I’m trying to understand the sort of mindlessness that expressed itself in the jeering at Treasury Secretary Jacob (“Jack”) Lew by some Jews at a recent gathering.
The third Jerusalem Post Annual Conference, which took place in Manhattan on June 7 and featured Israeli and American officials and journalists, was convened with the hope of garnering international attention. It succeeded, if only in the widespread reportage of the way some in attendance reacted to Mr. Lew’s measured and accurate words.
Applause ensued when he told the crowd that the U.S. continues to consider Israel’s security a top priority as it negotiates a deal to curb Iran’s nuclear capabilities and that “we must never allow Iran to get a nuclear weapon.”
The Treasury Secretary then explained how the U.S.-led sanctions against Iran were intended to pressure that country to agree to negotiations about limiting and monitoring its nuclear program, and that they succeeded. The first murmurs from the crowd were heard then.
And then, when he asserted that Iran’s movement toward a nuclear weapon had been arrested for now, and that an agreement, if one is signed, would thwart the outlaw nation’s suspected designs, the booing began in ugly earnest.
Mr. Lew is an Orthodox Jew with impeccable pro-Israeli security credentials who worked in the 1980s with Natan Sharansky to secure freedom for Soviet Jews and served for a year as Mr. Obama’s Chief of Staff. With the knowledge of a true insider he went on to assert that “We are not operating on an assumption that Iran will act in good faith” and that “No administration has done more for Israel’s security than this one.”
Members of the audience openly jeered. One called out “Nonsense!” Another shouted “Chamberlain,” a reference to Neville Chamberlain, the British prime minister who tried to appease the Nazis.

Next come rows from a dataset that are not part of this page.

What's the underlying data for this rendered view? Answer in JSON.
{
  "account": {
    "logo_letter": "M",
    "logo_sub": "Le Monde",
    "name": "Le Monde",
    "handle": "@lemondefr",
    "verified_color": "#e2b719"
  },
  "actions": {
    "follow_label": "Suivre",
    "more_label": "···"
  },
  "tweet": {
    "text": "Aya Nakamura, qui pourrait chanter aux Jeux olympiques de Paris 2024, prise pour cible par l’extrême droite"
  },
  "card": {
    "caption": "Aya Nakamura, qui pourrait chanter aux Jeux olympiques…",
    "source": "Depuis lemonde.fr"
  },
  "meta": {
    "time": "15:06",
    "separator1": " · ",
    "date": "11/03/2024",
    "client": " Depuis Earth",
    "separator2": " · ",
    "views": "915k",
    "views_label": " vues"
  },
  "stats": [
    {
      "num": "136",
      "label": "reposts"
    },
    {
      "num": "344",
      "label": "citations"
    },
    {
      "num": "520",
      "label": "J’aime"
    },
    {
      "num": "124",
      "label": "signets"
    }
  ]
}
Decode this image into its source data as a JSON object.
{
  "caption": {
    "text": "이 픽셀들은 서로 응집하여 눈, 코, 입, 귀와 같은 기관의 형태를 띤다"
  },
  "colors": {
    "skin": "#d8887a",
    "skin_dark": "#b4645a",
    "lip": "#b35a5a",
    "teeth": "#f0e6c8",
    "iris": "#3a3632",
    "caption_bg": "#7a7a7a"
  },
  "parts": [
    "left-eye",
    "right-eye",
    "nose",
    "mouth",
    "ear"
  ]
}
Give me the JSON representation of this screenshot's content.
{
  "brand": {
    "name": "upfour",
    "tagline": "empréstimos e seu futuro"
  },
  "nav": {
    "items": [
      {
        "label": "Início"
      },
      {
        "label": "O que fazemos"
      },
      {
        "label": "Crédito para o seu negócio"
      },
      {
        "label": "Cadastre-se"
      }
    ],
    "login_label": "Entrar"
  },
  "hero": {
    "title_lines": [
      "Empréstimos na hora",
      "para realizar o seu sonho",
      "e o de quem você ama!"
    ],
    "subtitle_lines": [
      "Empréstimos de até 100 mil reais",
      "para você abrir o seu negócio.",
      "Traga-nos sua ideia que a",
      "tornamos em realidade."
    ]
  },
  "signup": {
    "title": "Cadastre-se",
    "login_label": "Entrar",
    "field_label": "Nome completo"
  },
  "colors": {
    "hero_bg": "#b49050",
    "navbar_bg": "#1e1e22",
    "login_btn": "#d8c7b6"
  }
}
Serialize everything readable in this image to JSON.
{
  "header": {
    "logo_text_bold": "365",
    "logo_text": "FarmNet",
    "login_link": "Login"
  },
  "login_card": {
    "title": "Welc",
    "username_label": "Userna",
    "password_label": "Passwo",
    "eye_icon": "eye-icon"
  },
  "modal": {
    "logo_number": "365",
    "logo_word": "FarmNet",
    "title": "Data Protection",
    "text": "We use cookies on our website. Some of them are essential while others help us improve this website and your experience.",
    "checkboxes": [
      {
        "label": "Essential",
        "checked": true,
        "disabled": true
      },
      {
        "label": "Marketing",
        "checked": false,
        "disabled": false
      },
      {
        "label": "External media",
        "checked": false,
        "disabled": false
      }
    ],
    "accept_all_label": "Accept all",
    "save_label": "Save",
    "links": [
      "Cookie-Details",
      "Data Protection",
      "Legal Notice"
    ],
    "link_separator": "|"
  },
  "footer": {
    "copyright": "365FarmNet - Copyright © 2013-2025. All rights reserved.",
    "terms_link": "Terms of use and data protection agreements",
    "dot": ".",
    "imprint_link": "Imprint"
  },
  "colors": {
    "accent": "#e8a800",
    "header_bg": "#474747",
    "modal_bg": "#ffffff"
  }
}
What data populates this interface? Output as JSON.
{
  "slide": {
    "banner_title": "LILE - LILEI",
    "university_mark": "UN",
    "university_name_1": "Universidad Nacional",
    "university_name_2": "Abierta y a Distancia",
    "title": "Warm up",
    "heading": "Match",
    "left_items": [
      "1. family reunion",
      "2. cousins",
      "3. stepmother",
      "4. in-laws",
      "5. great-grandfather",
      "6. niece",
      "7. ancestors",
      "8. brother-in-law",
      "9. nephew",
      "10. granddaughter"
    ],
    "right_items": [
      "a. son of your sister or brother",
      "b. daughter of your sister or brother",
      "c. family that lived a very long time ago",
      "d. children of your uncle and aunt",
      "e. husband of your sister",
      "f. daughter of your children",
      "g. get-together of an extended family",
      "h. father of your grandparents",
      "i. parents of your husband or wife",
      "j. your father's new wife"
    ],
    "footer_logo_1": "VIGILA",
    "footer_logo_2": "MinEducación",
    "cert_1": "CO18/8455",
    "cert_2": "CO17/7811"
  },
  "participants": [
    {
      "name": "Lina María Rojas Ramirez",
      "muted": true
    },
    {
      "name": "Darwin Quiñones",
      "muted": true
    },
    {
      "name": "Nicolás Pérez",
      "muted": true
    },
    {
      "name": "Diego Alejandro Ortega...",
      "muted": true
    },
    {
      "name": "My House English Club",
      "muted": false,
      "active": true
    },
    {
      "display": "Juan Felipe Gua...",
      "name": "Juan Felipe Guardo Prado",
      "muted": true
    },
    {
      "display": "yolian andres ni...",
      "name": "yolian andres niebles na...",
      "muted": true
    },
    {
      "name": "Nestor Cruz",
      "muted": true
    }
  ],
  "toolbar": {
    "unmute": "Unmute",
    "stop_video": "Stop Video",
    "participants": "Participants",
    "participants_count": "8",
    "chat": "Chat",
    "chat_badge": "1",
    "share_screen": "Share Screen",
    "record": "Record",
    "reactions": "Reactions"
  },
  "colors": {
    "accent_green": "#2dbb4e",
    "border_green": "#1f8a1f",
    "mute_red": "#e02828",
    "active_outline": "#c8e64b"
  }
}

According to one Israeli journalist present, it was “one of the surliest receptions ever accorded to such a high-ranking administration official by a Jewish audience in the United States.”
Jerusalem Post editor Steve Linde tried to quiet the audience. Mr. Lew, looking sad, pleaded, “I only ask that you listen to me as we’ve listened to you,” to no avail.
Clearly taken aback by what transpired at its conference, the Jerusalem Post subsequently published an editorial calling Mr. Lew “a true friend” of Israel.
I do get that some American Jews regard any deal with Iran, even one that will include monitoring of all Iranian nuclear facilities and strict limits on Iran’s ability to produce a nuclear weapon, as a bad idea. Even though the only alternatives are to do nothing or to attack Iran, which knowledgeable Israeli and American military and intelligence experts say would only somewhat set back Iran’s nuclear program and would further incentivize the rogue nation’s determination to attack Israel and the West.
But don’t those who feel that war is preferable to a deal realize that it is not only uncouth but counterproductive to express their view by booing an Administration official (much less an accomplished, informed and pro-Israel one like Mr. Lew)?
Apparently not. The mentality of such jeerers is that Jews are no longer in galus, that Israel doesn’t need the U.S., that her existence constitutes the Geulah sheleimah and that Benjamin Netanyahu is, if not Moshiach himself, his harbinger.
The catcallers were likely among those who decried the U.S. Supreme Court decision the very next day that ruled in favor of the White House and undermined an act of Congress that aimed to allow U.S. citizens born in Yerushalayim to request passports listing Israel as their birthplace.
As nice as it would be for the U.S. to recognize Israel’s sovereignty over Yerushalayim, all American presidents since 1948, when the U.S. recognized Israel, consistently held the position that no state has sovereignty over Yerushalayim. George W. Bush, no less than President Obama, refused to enforce the Congressional action.
And the ruling, in any event, was not about Israel per se, but rather about who gets to chart foreign policy, the president or Congress. Should Congress’s and the White House’s positions be reversed at some point in the future, the decision will prove to Israel’s benefit.
It was, though, a timely reminder that the world, including even Israel’s closest friends, is not yet ready to recognize the unbreakable Jewish bond between Yerushalayim — the object of Jewish yearning for millennia — and Klal Yisrael.
A reminder, in other words, that we’re still in galus, jeerers and all.